I was at the ballet last night. It was a triple bill, with two pieces I’d seen before, one of which (Christopher Wheeldon’s “Electric Counterpoint”) I love and the other of which (Mats Ek’s “Carmen”) worked a lot better for me on the second viewing. The third piece was new, and terrific; Liam Scarlett’s “Asphodel meadows”. One of those occasions when you come out of the auditorium thinking “Wow!” because your expectations have been so greatly exceeded. “Asphodel meadows” is full of images of love and loss, yearning and rejection, grief and death but also of life being held to and entered into with joy (being danced to Poulenc’s gorgeous, jazzy, haunting Double Piano Concerto is a plus, too). On this evidence, Mr Scarlett will go far.
His work is deceptively simple; lyrical, nuanced, emotionally truthful and visually delicate. Traditional in layout and content, it is profoundly not deracinated, but draws on tradition and moves forward in its company without either sneering at it or cringing to it (oh dear, please excuse that ugly metaphor).
I suppose it's partly the result of five years at Art School, but I am deeply suspicious of iconoclasm. So often it seems to me that the iconoclast has nothing else to say beyond their challenge to convention; they are relying on the deification of the rebel in contemporary culture to make their name and swing their fame. But challenge without content is ultimately meaningless, and is dependent on an acceptance of the (crass and false) notion that the past must, by its very nature, be no good.
Mr Scarlett takes the harder but infinitely better path, not denying the worth of his antecedents but developing his work from the roots of what has come before, unafraid to be himself and to use his own ideas and language, as these grow out of that rootstock. With young choreographers like him and Wheeldon around, contemporary ballet can look to a future both secure and deeply exciting.

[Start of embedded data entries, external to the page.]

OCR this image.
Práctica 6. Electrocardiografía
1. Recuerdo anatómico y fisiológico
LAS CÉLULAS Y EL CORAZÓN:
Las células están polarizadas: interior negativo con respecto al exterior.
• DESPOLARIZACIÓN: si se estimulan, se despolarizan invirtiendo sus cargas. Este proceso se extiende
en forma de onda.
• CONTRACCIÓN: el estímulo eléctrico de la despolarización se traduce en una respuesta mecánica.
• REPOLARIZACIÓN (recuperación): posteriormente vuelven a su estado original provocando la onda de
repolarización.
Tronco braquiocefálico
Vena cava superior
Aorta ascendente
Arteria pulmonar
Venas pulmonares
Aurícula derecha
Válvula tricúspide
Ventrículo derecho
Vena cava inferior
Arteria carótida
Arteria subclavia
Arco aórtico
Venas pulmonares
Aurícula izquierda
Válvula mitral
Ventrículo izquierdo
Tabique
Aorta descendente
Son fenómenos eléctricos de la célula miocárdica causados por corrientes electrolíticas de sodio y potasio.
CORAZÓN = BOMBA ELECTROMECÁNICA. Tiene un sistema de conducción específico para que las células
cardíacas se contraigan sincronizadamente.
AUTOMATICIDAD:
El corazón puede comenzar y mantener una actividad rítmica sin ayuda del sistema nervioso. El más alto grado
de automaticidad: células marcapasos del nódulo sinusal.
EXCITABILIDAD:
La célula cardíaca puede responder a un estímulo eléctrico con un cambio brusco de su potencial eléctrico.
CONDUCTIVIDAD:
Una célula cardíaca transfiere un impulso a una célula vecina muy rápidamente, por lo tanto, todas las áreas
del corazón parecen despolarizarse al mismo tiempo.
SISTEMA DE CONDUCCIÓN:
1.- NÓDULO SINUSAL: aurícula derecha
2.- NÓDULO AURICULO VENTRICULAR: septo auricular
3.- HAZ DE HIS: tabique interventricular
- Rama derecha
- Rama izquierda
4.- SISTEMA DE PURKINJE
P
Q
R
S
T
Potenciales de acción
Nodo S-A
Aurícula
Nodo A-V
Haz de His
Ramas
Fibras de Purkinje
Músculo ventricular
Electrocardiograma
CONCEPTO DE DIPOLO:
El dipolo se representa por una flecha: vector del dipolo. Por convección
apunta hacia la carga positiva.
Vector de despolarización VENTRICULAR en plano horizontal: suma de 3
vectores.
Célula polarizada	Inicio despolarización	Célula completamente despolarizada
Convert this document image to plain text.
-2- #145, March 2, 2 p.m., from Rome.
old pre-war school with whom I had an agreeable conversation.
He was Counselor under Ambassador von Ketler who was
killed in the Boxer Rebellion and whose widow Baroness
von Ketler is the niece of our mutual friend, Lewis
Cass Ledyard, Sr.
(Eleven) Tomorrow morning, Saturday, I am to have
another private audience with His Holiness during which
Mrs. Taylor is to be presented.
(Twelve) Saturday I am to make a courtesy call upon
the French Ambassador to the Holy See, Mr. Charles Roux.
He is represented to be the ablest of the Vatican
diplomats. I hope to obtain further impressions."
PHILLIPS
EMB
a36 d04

As regards the other two pieces, I’m still a bit distracted by the recorded voices in “Electric Counterpoint” (Ed Watson doesn’t like his hands? Silly him. He has very nice hands) but the dancing is simply thrilling. “Carmen” remains a bonkers, but surprisingly effective, distillation/revision of the Carmen story. Interestingly, it is a good contrast to Liam Scarlett’s work, illustrating almost exactly the point I was trying to make about tradition and iconoclasm. The least interesting parts of “Carmen” are the most deliberately challenging elements; all the shouting (boring idea), the image of Carmen pulling a red silk ribbon out of Escamillo’s crotch, the comically overt sexuality (all those men rolling around the floor playing with their giant cigars – oh please [not, I hasten to add, that I’d object to Gary Avis rolling on my floor playing with his giant cigar] – it’s just so childishly obvious as a theatrical metaphor). But on the topic of José’s violence and his neuroses, Carmen’s passionate wilfulness, Micaela’s mixture of possessiveness and idealistic romanticism, it hits the spot. And the cast were top notch. Tamara Rojo just is Carmen, Thomas Whitehead’s José is appropriately scary, and it’s good to see the lovely Bennet Gartside getting to show off his bravura chops as Escamillo – and to wear gold lurex, which probably also doesn’t come his way every day.

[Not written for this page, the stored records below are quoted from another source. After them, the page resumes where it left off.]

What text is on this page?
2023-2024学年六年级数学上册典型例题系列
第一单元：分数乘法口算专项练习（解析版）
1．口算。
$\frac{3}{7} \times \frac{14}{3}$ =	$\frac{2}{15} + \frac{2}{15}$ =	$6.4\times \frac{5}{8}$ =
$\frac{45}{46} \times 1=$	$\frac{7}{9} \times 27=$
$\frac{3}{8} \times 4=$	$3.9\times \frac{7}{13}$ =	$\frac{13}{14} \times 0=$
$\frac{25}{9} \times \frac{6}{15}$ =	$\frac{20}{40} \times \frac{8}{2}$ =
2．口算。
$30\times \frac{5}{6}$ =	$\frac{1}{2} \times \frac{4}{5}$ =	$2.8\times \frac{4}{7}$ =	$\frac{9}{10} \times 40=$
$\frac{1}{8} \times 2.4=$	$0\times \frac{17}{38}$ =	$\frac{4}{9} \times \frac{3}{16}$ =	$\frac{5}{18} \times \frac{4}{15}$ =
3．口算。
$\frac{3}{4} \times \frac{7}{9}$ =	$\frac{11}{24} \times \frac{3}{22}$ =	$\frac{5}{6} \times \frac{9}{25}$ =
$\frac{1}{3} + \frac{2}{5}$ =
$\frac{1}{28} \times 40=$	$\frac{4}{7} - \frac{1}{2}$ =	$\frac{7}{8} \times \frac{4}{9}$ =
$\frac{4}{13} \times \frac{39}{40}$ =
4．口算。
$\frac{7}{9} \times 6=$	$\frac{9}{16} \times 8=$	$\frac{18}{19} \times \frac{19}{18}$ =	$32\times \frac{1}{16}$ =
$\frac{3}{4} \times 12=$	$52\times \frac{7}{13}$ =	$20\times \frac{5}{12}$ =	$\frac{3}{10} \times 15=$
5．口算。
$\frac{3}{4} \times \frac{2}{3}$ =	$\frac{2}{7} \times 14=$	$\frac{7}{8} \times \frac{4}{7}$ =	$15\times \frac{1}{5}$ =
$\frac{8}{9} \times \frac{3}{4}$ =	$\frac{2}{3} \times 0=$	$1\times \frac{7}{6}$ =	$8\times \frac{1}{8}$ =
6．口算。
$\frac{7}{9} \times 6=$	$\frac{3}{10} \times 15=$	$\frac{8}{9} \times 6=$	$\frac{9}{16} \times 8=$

In the foyer on the way out I saw Edward Watson talking to Christopher Wheeldon. I’m afraid I did a double-take and grinned at them both like an idiot. Mr Wheeldon noticed (he got that “oh sh*t do I know this woman?” expression for a second), so I hurried off before I embarrassed myself any further.

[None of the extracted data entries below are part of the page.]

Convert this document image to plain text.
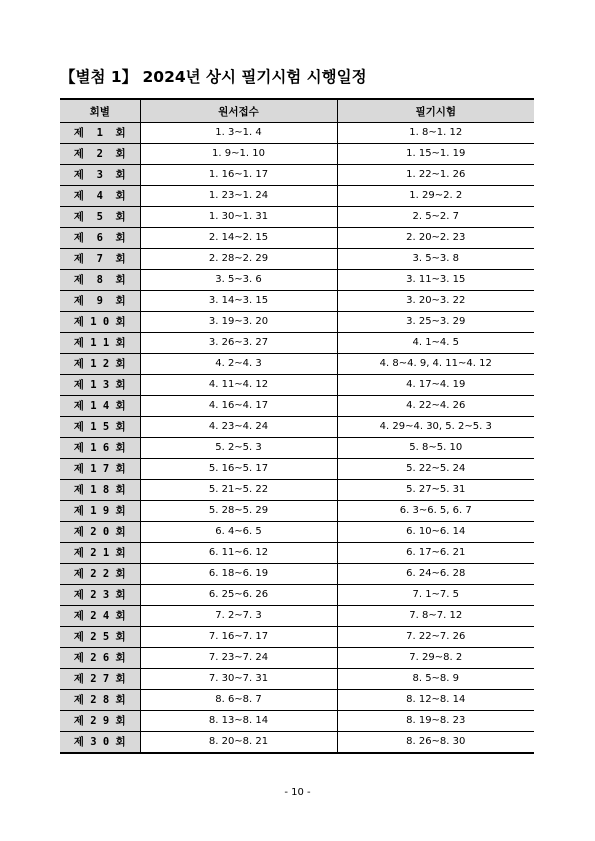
【별첨 1】 2024년 상시 필기시험 시행일정
회별	원서접수	필기시험
제  1  회	1. 3~1. 4	1. 8~1. 12
제  2  회	1. 9~1. 10	1. 15~1. 19
제  3  회	1. 16~1. 17	1. 22~1. 26
제  4  회	1. 23~1. 24	1. 29~2. 2
제  5  회	1. 30~1. 31	2. 5~2. 7
제  6  회	2. 14~2. 15	2. 20~2. 23
제  7  회	2. 28~2. 29	3. 5~3. 8
제  8  회	3. 5~3. 6	3. 11~3. 15
제  9  회	3. 14~3. 15	3. 20~3. 22
제 1 0 회	3. 19~3. 20	3. 25~3. 29
제 1 1 회	3. 26~3. 27	4. 1~4. 5
제 1 2 회	4. 2~4. 3	4. 8~4. 9, 4. 11~4. 12
제 1 3 회	4. 11~4. 12	4. 17~4. 19
제 1 4 회	4. 16~4. 17	4. 22~4. 26
제 1 5 회	4. 23~4. 24	4. 29~4. 30, 5. 2~5. 3
제 1 6 회	5. 2~5. 3	5. 8~5. 10
제 1 7 회	5. 16~5. 17	5. 22~5. 24
제 1 8 회	5. 21~5. 22	5. 27~5. 31
제 1 9 회	5. 28~5. 29	6. 3~6. 5, 6. 7
제 2 0 회	6. 4~6. 5	6. 10~6. 14
제 2 1 회	6. 11~6. 12	6. 17~6. 21
제 2 2 회	6. 18~6. 19	6. 24~6. 28
제 2 3 회	6. 25~6. 26	7. 1~7. 5
제 2 4 회	7. 2~7. 3	7. 8~7. 12
제 2 5 회	7. 16~7. 17	7. 22~7. 26
제 2 6 회	7. 23~7. 24	7. 29~8. 2
제 2 7 회	7. 30~7. 31	8. 5~8. 9
제 2 8 회	8. 6~8. 7	8. 12~8. 14
제 2 9 회	8. 13~8. 14	8. 19~8. 23
제 3 0 회	8. 20~8. 21	8. 26~8. 30
- 10 -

It reminded me of the thing I’m always touched by about great performing artists. They do their thing, and knock my socks off, and then they shower and put on street clothes, go and get a bite to eat and go home on the tube, and feed the cat, or take the dog to the post box for a late-night pee; and so to bed, just like anyone. Yet up they get in the morning and go to work, and prepare to knock my socks off again. What can it be like, to have that sort of talent, and for that astonishing ability to be just part of one’s normal life, the way working at Kew is part of my normal life these days?
This morning I had to queue for ten minutes to vote. I’ve never queued before, and nor had any of the other people in the line – we were all talking about how unexpected it was (in between cooing over a very sweet dog who was accompanying his mistress and heaving huge theatrical sighs while he waited). Everyone said things like “This time it might matter” and “I want to make a point” and “I think this could be an important election”. I find this pleasing. I realise thirty ordinary Chiswick citizens is hardly a representative section of society, but they all seemed to be quite fired up about people-power. If nothing else, this sort of feeling may mean a slightly better turn-out than in recent years.
The results, of course, are in the hands of god. As is the question of whether I get a Greek holiday this year, what with volcanoes and general strikes and all… We live in interesting times.